Adies pun menjelaskan, dalam UUD 45 pasal 24 ayat 1: kekuasan kehakiman adalah kekuasaan yang merdeka untuk menyelenggarakan sebuah peradilan. Dan ayat 2 : kekuasaan kehakiman dilakukan oleh sebuah Mahkamah Agung dan badan peradilan yang ada di bawahnya serta Mahkamah Konstitusi (MK).
“Kalau sudah jelas begini, masa kita mau nabrak konstitusi?, apakah masih mau buat hakim bekerja dengan tidak tenang memikirkan periodesasi saja?, dimana letak merdekanya?,” beber  dia.
Tidak hanya itu, Menurut Wakil Ketua MKD DPR ini, bila ada yang hakim melanggar etika, kehormatan, martabat dan perilaku negatif, serahkan saja ke Komisi Yudisial (KY) untuk mengawasi sesuai dengan tupoksinya. 

Bukan malah menambah kegaduhan baru dengan mendorong KY agar bisa mengevaluasi (periodesasi) Hakim/Hakim Agung yang tidak baik kinerjanya.
“Hakim harus tetap independen dalam memutus perkara.
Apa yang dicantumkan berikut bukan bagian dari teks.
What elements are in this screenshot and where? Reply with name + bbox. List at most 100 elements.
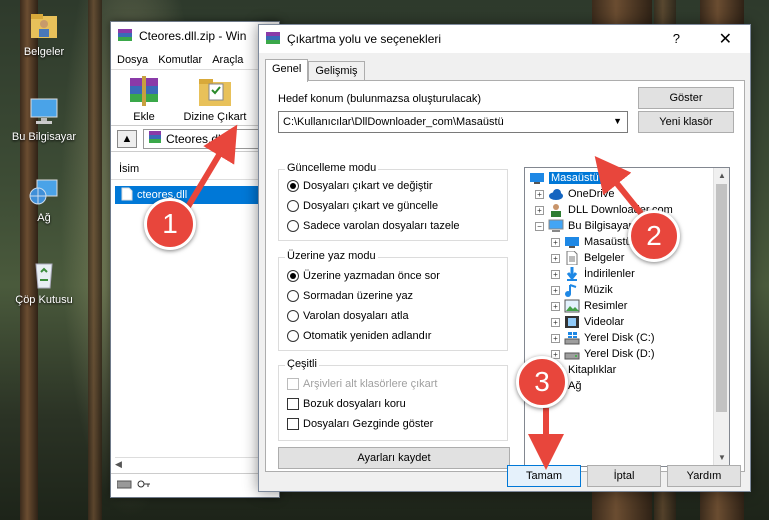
overwrite-mode-title: Üzerine yaz modu — [285, 250, 378, 262]
tree-item-documents[interactable]: + Belgeler — [551, 250, 624, 266]
scroll-down-icon[interactable]: ▼ — [714, 450, 729, 466]
desktop-icon-recycle-bin[interactable]: Çöp Kutusu — [8, 258, 80, 306]
option-label: Dosyaları çıkart ve değiştir — [303, 180, 433, 192]
misc-title: Çeşitli — [285, 358, 319, 370]
tree-item-desktop[interactable]: + Masaüstü — [551, 234, 632, 250]
tree-item-label: Videolar — [584, 316, 625, 328]
expand-icon[interactable]: + — [551, 333, 560, 343]
tree-item-label: Kitaplıklar — [568, 364, 617, 376]
extract-to-button[interactable]: Dizine Çıkart — [181, 74, 249, 123]
file-row[interactable]: cteores.dll — [115, 186, 275, 204]
up-arrow-icon: ▲ — [121, 132, 133, 145]
tree-item-pictures[interactable]: + Resimler — [551, 298, 627, 314]
radio[interactable] — [287, 220, 299, 232]
collapse-icon[interactable]: − — [535, 221, 544, 231]
expand-icon[interactable]: + — [535, 189, 544, 199]
add-button[interactable]: Ekle — [117, 74, 171, 123]
radio-selected[interactable] — [287, 180, 299, 192]
close-icon[interactable]: ✕ — [719, 29, 732, 49]
overwrite-option-skip[interactable]: Varolan dosyaları atla — [287, 310, 409, 322]
tree-item-label: Ağ — [568, 380, 582, 392]
update-option-extract-replace[interactable]: Dosyaları çıkart ve değiştir — [287, 180, 433, 192]
new-folder-button[interactable]: Yeni klasör — [638, 111, 734, 133]
save-settings-button[interactable]: Ayarları kaydet — [278, 447, 510, 469]
tree-item-label: Yerel Disk (C:) — [584, 332, 655, 344]
radio[interactable] — [287, 200, 299, 212]
desktop-icon-this-pc[interactable]: Bu Bilgisayar — [8, 95, 80, 143]
recycle-bin-icon — [27, 258, 61, 290]
expand-icon[interactable]: + — [551, 317, 560, 327]
radio[interactable] — [287, 330, 299, 342]
up-folder-button[interactable]: ▲ — [117, 129, 137, 148]
column-header-name[interactable]: İsim — [111, 158, 279, 180]
radio[interactable] — [287, 290, 299, 302]
tree-item-downloads[interactable]: + İndirilenler — [551, 266, 635, 282]
misc-option-keep-broken[interactable]: Bozuk dosyaları koru — [287, 398, 406, 410]
expand-icon[interactable]: + — [551, 253, 560, 263]
tree-item-disk-c[interactable]: + Yerel Disk (C:) — [551, 330, 655, 346]
film-icon — [564, 315, 580, 329]
archive-path-field[interactable]: Cteores.dll. — [143, 128, 273, 149]
dialog-tabs: Genel Gelişmiş — [265, 59, 365, 82]
ok-button[interactable]: Tamam — [507, 465, 581, 487]
tab-general[interactable]: Genel — [265, 59, 309, 82]
desktop-icon-network[interactable]: Ağ — [8, 176, 80, 224]
scroll-up-icon[interactable]: ▲ — [714, 168, 729, 184]
tree-item-videos[interactable]: + Videolar — [551, 314, 624, 330]
tree-item-desktop-root[interactable]: Masaüstü — [529, 170, 601, 186]
archive-books-icon — [124, 74, 164, 108]
show-button[interactable]: Göster — [638, 87, 734, 109]
winrar-titlebar[interactable]: Cteores.dll.zip - Win — [111, 22, 279, 50]
expand-icon[interactable]: + — [551, 349, 560, 359]
expand-icon[interactable]: + — [551, 269, 560, 279]
update-option-fresh-only[interactable]: Sadece varolan dosyaları tazele — [287, 220, 460, 232]
tree-item-disk-d[interactable]: + Yerel Disk (D:) — [551, 346, 655, 362]
winrar-horizontal-scrollbar[interactable]: ◀ — [115, 457, 275, 471]
column-header-label: İsim — [119, 162, 140, 175]
tab-advanced[interactable]: Gelişmiş — [308, 61, 365, 81]
radio-selected[interactable] — [287, 270, 299, 282]
cancel-button[interactable]: İptal — [587, 465, 661, 487]
misc-option-show-explorer[interactable]: Dosyaları Gezginde göster — [287, 418, 433, 430]
overwrite-option-ask[interactable]: Üzerine yazmadan önce sor — [287, 270, 440, 282]
overwrite-option-no-prompt[interactable]: Sormadan üzerine yaz — [287, 290, 413, 302]
tree-item-music[interactable]: + Müzik — [551, 282, 613, 298]
tree-vertical-scrollbar[interactable]: ▲ ▼ — [713, 168, 729, 466]
tree-item-label: Müzik — [584, 284, 613, 296]
target-path-combobox[interactable]: C:\Kullanıcılar\DllDownloader_com\Masaüs… — [278, 111, 628, 133]
winrar-status-bar — [111, 473, 279, 497]
option-label: Sadece varolan dosyaları tazele — [303, 220, 460, 232]
computer-icon — [27, 95, 61, 127]
radio[interactable] — [287, 310, 299, 322]
drive-icon — [564, 347, 580, 361]
tree-item-this-pc[interactable]: − Bu Bilgisayar — [535, 218, 632, 234]
winrar-toolbar: Ekle Dizine Çıkart — [111, 70, 279, 126]
help-icon[interactable]: ? — [673, 31, 680, 46]
extract-options-dialog: Çıkartma yolu ve seçenekleri ? ✕ Genel G… — [258, 24, 751, 492]
update-option-extract-update[interactable]: Dosyaları çıkart ve güncelle — [287, 200, 438, 212]
expand-icon[interactable]: + — [551, 237, 560, 247]
menu-tools[interactable]: Araçla — [212, 54, 243, 66]
user-icon — [548, 203, 564, 217]
help-button[interactable]: Yardım — [667, 465, 741, 487]
option-label: Sormadan üzerine yaz — [303, 290, 414, 302]
tree-item-label: OneDrive — [568, 188, 615, 200]
desktop-icon — [564, 235, 580, 249]
expand-icon[interactable]: + — [551, 301, 560, 311]
menu-file[interactable]: Dosya — [117, 54, 148, 66]
option-label: Bozuk dosyaları koru — [303, 398, 406, 410]
checkbox[interactable] — [287, 398, 299, 410]
scroll-thumb[interactable] — [716, 184, 727, 412]
dialog-titlebar[interactable]: Çıkartma yolu ve seçenekleri ? ✕ — [259, 25, 750, 53]
expand-icon[interactable]: + — [551, 285, 560, 295]
desktop-icon-label: Ağ — [37, 212, 51, 224]
checkbox[interactable] — [287, 418, 299, 430]
desktop-icon-documents[interactable]: Belgeler — [8, 10, 80, 58]
tree-item-label: Masaüstü — [549, 172, 601, 184]
picture-icon — [564, 299, 580, 313]
tree-item-onedrive[interactable]: + OneDrive — [535, 186, 614, 202]
menu-commands[interactable]: Komutlar — [158, 54, 202, 66]
expand-icon[interactable]: + — [535, 205, 544, 215]
overwrite-option-rename[interactable]: Otomatik yeniden adlandır — [287, 330, 431, 342]
dialog-title: Çıkartma yolu ve seçenekleri — [287, 32, 442, 46]
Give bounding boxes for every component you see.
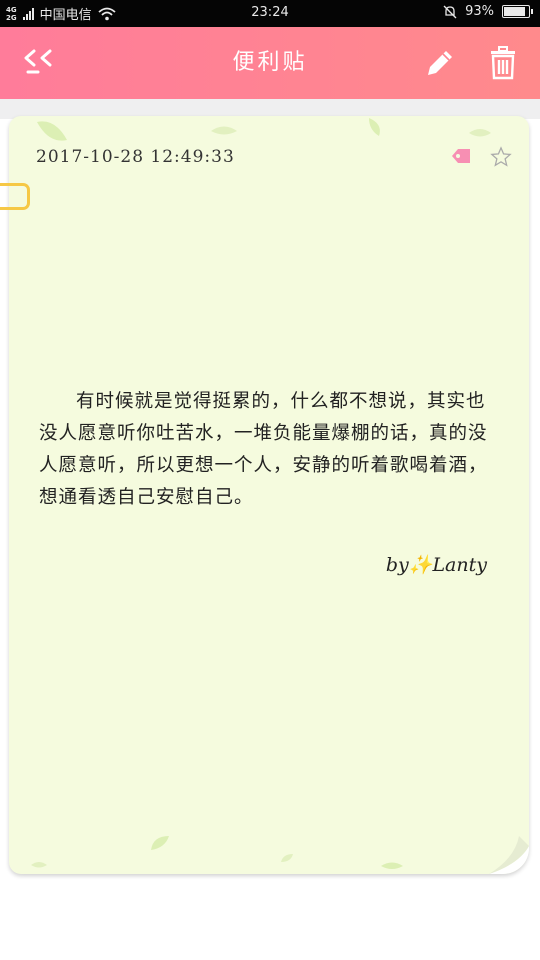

Tapi tetap etika dan perilaku hakim perlu di awasi oleh KY dan Badan Pengawasan MA. Agar hakim gak keliaran ke karaoke, pijat, makan bareng klien dan pengacara, gampang di suap, kawin lagi, selingkuh, kena operasi tangkap tangan (OTT),” jelas dia.
“Ini yang perlu dijaga sebenarnya, perilaku hakim yang seperti ini. Jangan malah bikin hakim tambah susah dengan periodesasi. Di MA juga ada badan pengawasnya kok, belum lagi pengawasan dari masyarakat, sudah berlapis-lapis yang mengawasi,” pungkas Adies.